Additional statistics from USA Today and Quarz Media:

The US tops the list of countries with the most guns, owning about half the world’s guns while making up only 5% of the world population.

In relative terms, the US has the highest number of guns per capita. There were an estimated 89 to 100 guns for every 100 Americans in 2013–around one firearm per person, but only a quarter of Americans own a gun. The average American gun owner owned three guns in 2015. More than a half of them own just one or two, whereas 14% of them–7.7 million or 3% of the US population–own anywhere between eight to 140 guns.

Despite steep declines in violent crimes, an estimated 70 million firearms were added to American arsenals the past two decades, according to a new landmark study on gun ownership.

Overall, Americans own an estimated 265 million guns – more than one gun for every American adult, according to the study by researchers at Harvard and Northeastern universities.

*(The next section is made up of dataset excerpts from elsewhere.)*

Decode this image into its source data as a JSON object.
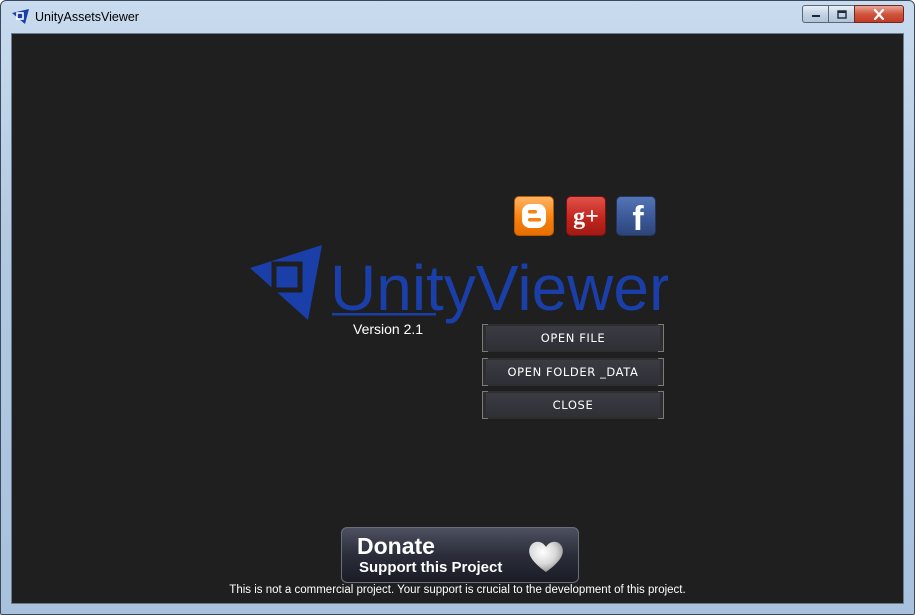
{
  "window": {
    "title": "UnityAssetsViewer"
  },
  "social": {
    "blogger_letter": "B",
    "gplus_label": "g+",
    "facebook_letter": "f"
  },
  "logo": {
    "brand": "UnityViewer"
  },
  "version": "Version 2.1",
  "menu": {
    "open_file": "OPEN FILE",
    "open_folder": "OPEN FOLDER _DATA",
    "close": "CLOSE"
  },
  "donate": {
    "title": "Donate",
    "subtitle": "Support this Project"
  },
  "footer_note": "This is not a commercial project. Your support is crucial to the development of this project.",
  "colors": {
    "background": "#1f1f1f",
    "logo_blue": "#1a3fa8",
    "menu_button": "#33333b"
  }
}
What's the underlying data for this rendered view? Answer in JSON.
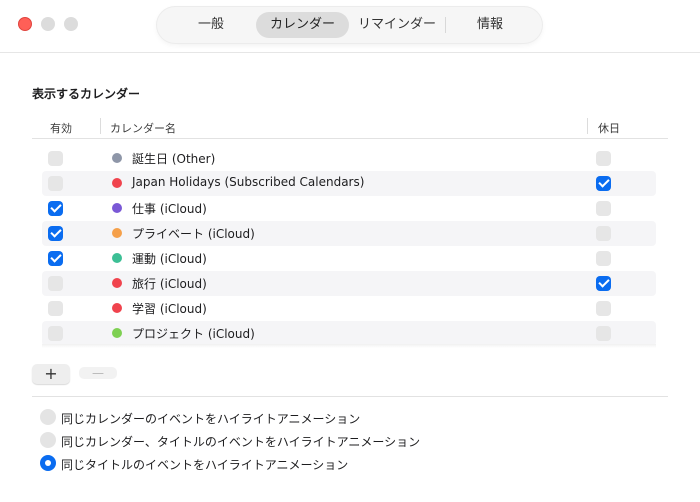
{
  "tabs": [
    {
      "label": "一般"
    },
    {
      "label": "カレンダー"
    },
    {
      "label": "リマインダー"
    },
    {
      "label": "情報"
    }
  ],
  "section": {
    "title": "表示するカレンダー"
  },
  "table": {
    "headers": {
      "enabled": "有効",
      "name": "カレンダー名",
      "holiday": "休日"
    },
    "rows": [
      {
        "name": "誕生日 (Other)",
        "color": "#8e96a8",
        "enabled": false,
        "holiday": false
      },
      {
        "name": "Japan Holidays (Subscribed Calendars)",
        "color": "#f0434d",
        "enabled": false,
        "holiday": true
      },
      {
        "name": "仕事 (iCloud)",
        "color": "#7a58d6",
        "enabled": true,
        "holiday": false
      },
      {
        "name": "プライベート (iCloud)",
        "color": "#f5a04a",
        "enabled": true,
        "holiday": false
      },
      {
        "name": "運動 (iCloud)",
        "color": "#3cbf95",
        "enabled": true,
        "holiday": false
      },
      {
        "name": "旅行 (iCloud)",
        "color": "#f0434d",
        "enabled": false,
        "holiday": true
      },
      {
        "name": "学習 (iCloud)",
        "color": "#f0434d",
        "enabled": false,
        "holiday": false
      },
      {
        "name": "プロジェクト (iCloud)",
        "color": "#7ed052",
        "enabled": false,
        "holiday": false
      }
    ]
  },
  "buttons": {
    "add": "+",
    "remove": "—"
  },
  "options": [
    {
      "label": "同じカレンダーのイベントをハイライトアニメーション",
      "selected": false
    },
    {
      "label": "同じカレンダー、タイトルのイベントをハイライトアニメーション",
      "selected": false
    },
    {
      "label": "同じタイトルのイベントをハイライトアニメーション",
      "selected": true
    }
  ],
  "colors": {
    "accent": "#0a6cf0",
    "close": "#ff5f57"
  }
}
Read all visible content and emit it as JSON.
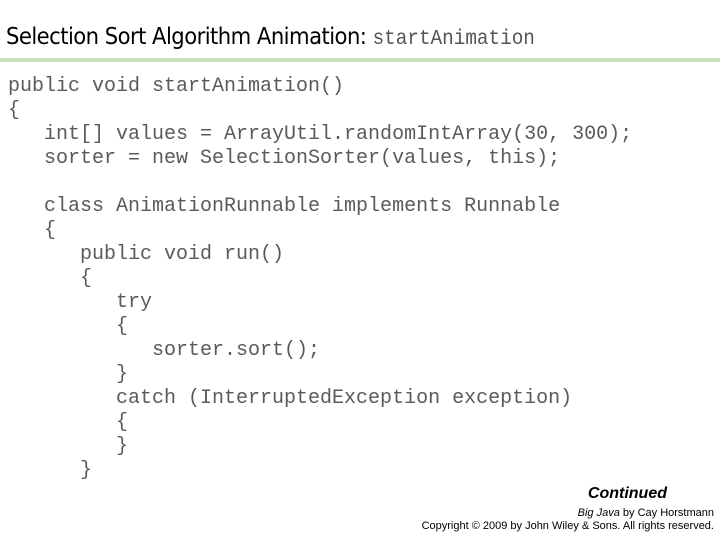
{
  "header": {
    "title": "Selection Sort Algorithm Animation:",
    "title_code": "startAnimation",
    "rule_color": "#c6e2b6"
  },
  "code": {
    "lines": [
      "public void startAnimation()",
      "{",
      "   int[] values = ArrayUtil.randomIntArray(30, 300);",
      "   sorter = new SelectionSorter(values, this);",
      "",
      "   class AnimationRunnable implements Runnable",
      "   {",
      "      public void run()",
      "      {",
      "         try",
      "         {",
      "            sorter.sort();",
      "         }",
      "         catch (InterruptedException exception)",
      "         {",
      "         }",
      "      }"
    ]
  },
  "footer": {
    "continued": "Continued",
    "book_title": "Big Java",
    "book_author": " by Cay Horstmann",
    "copyright": "Copyright © 2009 by John Wiley & Sons.  All rights reserved."
  }
}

Half of those guns – 133 million – were in the hands of just 3% of American adults, so-called “super owners” who possessed an average of 17 guns each, it showed.

  • An estimated 55 million Americans own guns.
  • The percentage of the U.S. population who own guns decreased slightly from 25% in 1994 to 22% last year.
  • Between 300,000 and 600,000 guns are stolen each year.
  • Gun owners tend to be white, male, conservative, and live in rural areas.
  • 25% of gun owners in America are white or multi-racial, compared with 16% of Hispanics and 14% of African Americans.
  • There are an estimated 111 million handguns nationwide, a 71% increase from the 65 million handguns in 1994.